The village erected a new Lychgate to mark the Millennium. A previous exhibition to raise funds for the church, The Host of Angels Experience, returned in 2012.

Lavington Lake is a local fishing facility.

Other hamlets in the area are Hanby, Keisby Osgodby and Pickworth. Larger villages close by include Ropsley, Folkingham and Ingoldsby.

==Lost villages==
The village is associated with the site of the lost medieval settlement of Little Lavington, 0.5 mi to the north-east.

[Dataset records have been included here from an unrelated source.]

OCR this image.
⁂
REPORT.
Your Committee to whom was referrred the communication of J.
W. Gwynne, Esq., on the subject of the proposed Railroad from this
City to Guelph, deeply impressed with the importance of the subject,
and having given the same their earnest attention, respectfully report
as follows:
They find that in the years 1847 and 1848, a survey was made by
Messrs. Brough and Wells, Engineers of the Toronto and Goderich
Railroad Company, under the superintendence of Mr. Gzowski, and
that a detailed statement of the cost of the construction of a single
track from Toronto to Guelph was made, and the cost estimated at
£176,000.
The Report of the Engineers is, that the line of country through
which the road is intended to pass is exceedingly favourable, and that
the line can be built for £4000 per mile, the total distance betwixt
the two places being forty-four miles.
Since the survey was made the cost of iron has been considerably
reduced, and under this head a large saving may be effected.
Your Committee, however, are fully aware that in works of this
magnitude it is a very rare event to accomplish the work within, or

South of the village is the site of the lost settlement of Osgodby whose name survives in the name of the parish.

==Notable people==
- Edward Bradley - vicar of Lenton in the 1870s; under the pen name Cuthbert Bede, writer and illustrator of The Adventures of Mr. Verdant Green, the story of an Oxford University undergraduate.
- The village is the burial place of the first and second baronets both called Sir William Armyne. They were both leading puritans in Lincolnshire and supporters of the parliamentary cause in the Civil War.